E torcedor não quer saber disso, você reclama e já é mercenário,
os caras acham que todo mundo é o Neymar!
O quanto pagar em dia é importante no futebol?
Jogador acha que ganha bem. Hoje, um moleque com 16 anos, já está ganhando R$ 5 mil, andando de carro. Isso falando por baixo, dos times médios. Em time grande é absurdo. Naquela época, maluco ganhava R$ 3 mil e no outro dia já aparecia com uma corrente de ouro que custou mil. Não adianta, quanto tu vai ver, já acabou! Comparando com alguém que trabalha em uma firma, mesmo que seja R$ 1.500, em determinado dia ele sabe que o dinheiro vai estar na conta. Jogador não tem esse respaldo. Então começa uma bola de neve: tu tenta fazer as coisas, mas às vezes não dá. E cada um tem suas dificuldades: quem não tem filho, consegue segurar um pouquinho mais. Agora imagina o atleta que está em casa, com o bebê chorando, nêgo batendo na porta cobrando aluguel, ele tem que ajudar a família, é complicado demais. E torcedor não quer saber disso, você reclama e já é mercenário, os caras acham que todo mundo é o Neymar! Hoje em dia o jogador tem que ser precoce. Antigamente você tinha mais tempo para aparecer, agora não. Eu me profissionalizei com 17 anos e me aposentei com 32. Foram 15 anos de carreira, tive altos e baixos, sofri bastante no começo e nos últimos seis anos joguei em times maiores, conseguindo me estabilizar. O engraçado é que você contribui todo o mês, na tua carteira tem o salário e os impostos vão saindo, mas você encerra a carreira e não se aposenta. 95% dos jogadores profissionais vivem de mixarias, empurrando com a barriga. Nos primeiros três meses, joga um Paranaense em alguma equipe do interior. Depois não acha nada e precisa trabalhar na empresa de algum parente, como segurança, vendedor, qualquer coisa para ganhar o dinheirinho dele. Depois, lá pelo final de outubro, acerta com algum outro time para jogar outro estadual e fica nisso, sem conseguir dar segurança para sua família.

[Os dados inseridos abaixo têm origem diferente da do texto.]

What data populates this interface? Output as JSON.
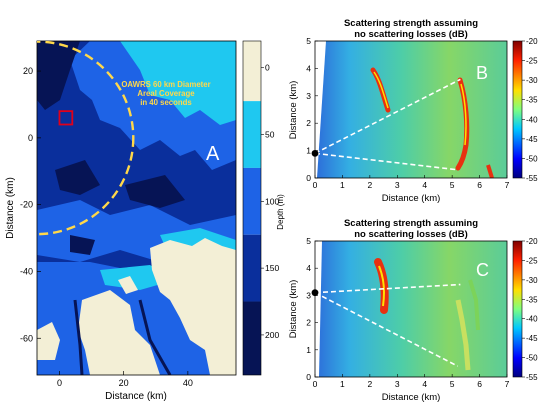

Depois do XV de Campo Bom, tu tem uma rápida passagem pelo Caxias e então acaba acertando com o Inter. Foi o melhor momento na sua carreira?

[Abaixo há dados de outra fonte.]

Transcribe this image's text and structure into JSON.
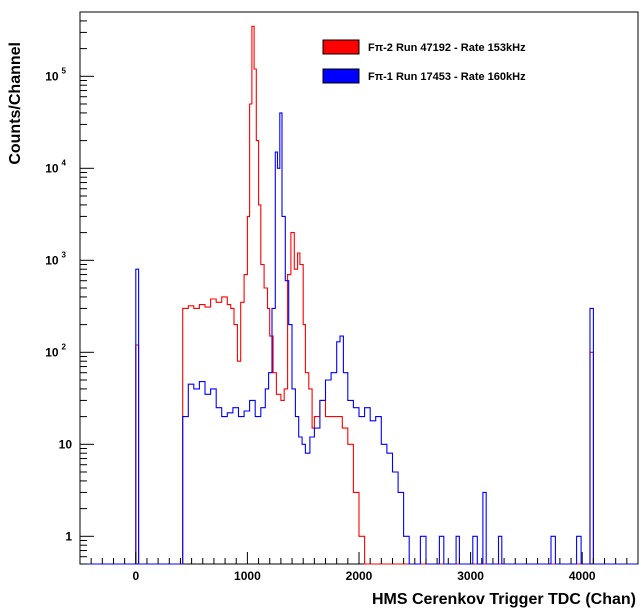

Com certeza. Quando estava jogando, ia bem. Se precisasse ir para a reserva, iria sem problemas, me sentia bem, só queria ajudar. Foram os dois anos e meio mais felizes que tive como atleta. Só fiquei chateado por não ter chego a marca de 100 partidas – foram 97 ou 99, não lembro. Mas quando saí nem tinha essa noção, só fui saber anos depois. Se soubesse, teria falado “pô, me deixem mais uns dias aqui”.
Tu lembra do seu primeiro dia no Beira-rio?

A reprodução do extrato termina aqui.